The university as a country of its own

If the 264 million students enrolled in higher education worldwide were to form a country, it would be the fifth-largest nation in the world. More than half of its inhabitants would be women, the majority would live in Asia, and English would be the dominant language. That is the picture painted by Dan Garisto in a recent Nature analysis (25 September 2025). A country in full growth, because since 2000, the number of students worldwide has more than doubled. The number of students crossing borders to study has also tripled, to almost seven million.

And yet, the sense of ever-increasing connectedness is more fragile than it seems. Wealthy nations in the West are becoming less welcoming to international students. The United States is the clearest example, with stricter visa rules and restrictions that are leading to a third fewer international students entering the country. Other students are turning to alternatives, such as their own region, countries like the Netherlands or South Korea, or even branch campuses of well-known universities in their home countries.

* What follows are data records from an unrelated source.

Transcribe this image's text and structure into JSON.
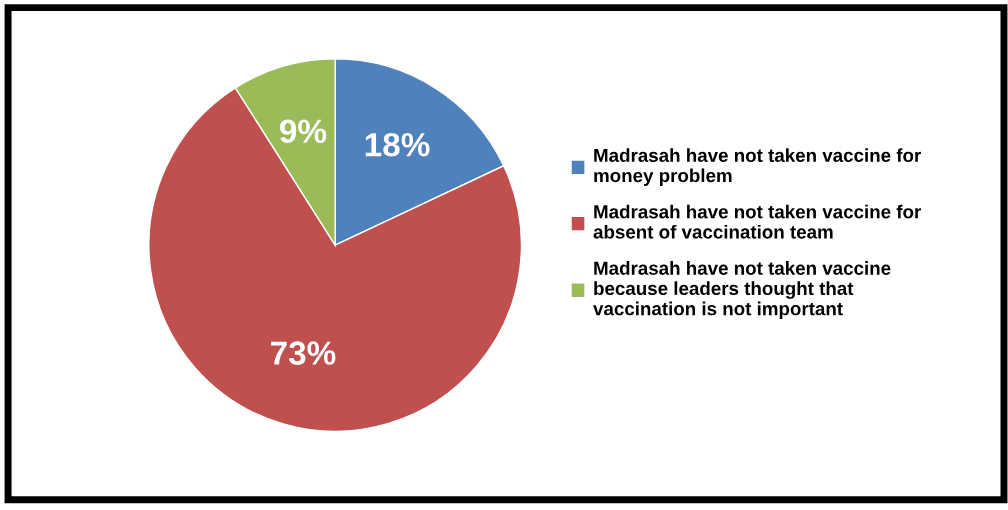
{
  "chart_data": {
    "type": "pie",
    "categories": [
      "Madrasah have not taken vaccine for\nmoney problem",
      "Madrasah have not taken vaccine for\nabsent of vaccination team",
      "Madrasah have not taken vaccine\nbecause leaders thought that\nvaccination is not important"
    ],
    "values": [
      18,
      73,
      9
    ],
    "colors": [
      "#4f81bd",
      "#c0504d",
      "#9bbb59"
    ],
    "value_labels": [
      "18%",
      "73%",
      "9%"
    ],
    "legend": "right"
  }
}
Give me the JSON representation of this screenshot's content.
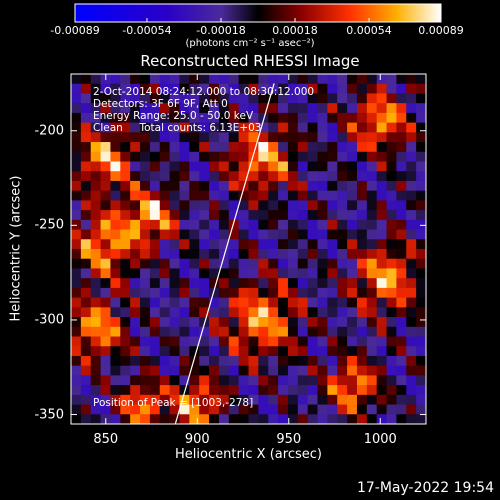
{
  "chart_data": {
    "type": "heatmap",
    "title": "Reconstructed RHESSI Image",
    "xlabel": "Heliocentric X (arcsec)",
    "ylabel": "Heliocentric Y (arcsec)",
    "xlim": [
      831,
      1025
    ],
    "ylim": [
      -355,
      -170
    ],
    "x_ticks": [
      "850",
      "900",
      "950",
      "1000"
    ],
    "x_tick_values": [
      850,
      900,
      950,
      1000
    ],
    "y_ticks": [
      "-200",
      "-250",
      "-300",
      "-350"
    ],
    "y_tick_values": [
      -200,
      -250,
      -300,
      -350
    ],
    "colorbar": {
      "colormap": "hot",
      "range": [
        -0.00089,
        0.00089
      ],
      "ticks": [
        "-0.00089",
        "-0.00054",
        "-0.00018",
        "0.00018",
        "0.00054",
        "0.00089"
      ],
      "tick_values": [
        -0.00089,
        -0.00054,
        -0.00018,
        0.00018,
        0.00054,
        0.00089
      ],
      "label": "(photons cm⁻² s⁻¹ asec⁻²)"
    },
    "limb_line": [
      [
        888,
        -355
      ],
      [
        942,
        -175
      ]
    ],
    "peak_position": [
      1003,
      -278
    ],
    "annotations": [
      "2-Oct-2014 08:24:12.000 to 08:30:12.000",
      "Detectors: 3F 6F 9F, Att 0",
      "Energy Range: 25.0 - 50.0 keV",
      "Clean     Total counts: 6.13E+03"
    ],
    "peak_label": "Position of Peak = [1003,-278]"
  },
  "footer": {
    "date": "17-May-2022 19:54"
  }
}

What is striking is that an increasing number of countries are seeking to increase participation. India aims to increase its enrolment rate from 28% to 50% by 2035. In East and Southeast Asia, participation rose from 15% in 2000 to 62% today. Only sub-Saharan Africa lags far behind: just 9% of young people attend university, and women remain under-represented. The biggest obstacle is simply money.

Greater access to higher education sounds positive, but it also brings new tensions. As more people earn a degree, the bar for entry into the labour market rises. What once was a ticket to opportunity quickly becomes a minimum requirement. In this way, higher education risks both opening and closing doors simultaneously.

We also see that the globalisation of universities shapes what is taught. Increasingly, STEM takes centre stage, with China leading in research output and collaborations, although geopolitical tensions are also growing there. Meanwhile, in many regions, the share of private institutions is rising. They can respond more quickly to demand, but often with weaker guarantees of quality.

The future of this “country” of students remains ambiguous. It will continue to expand, with perhaps as many as ten million students soon studying abroad. However, the question remains: will higher education be a driver of equal opportunity, or will it rather be a filter that reinforces inequality?

Perhaps that is the most important lesson from this article: the university has always been an international institution. The question is how long we can keep it that way.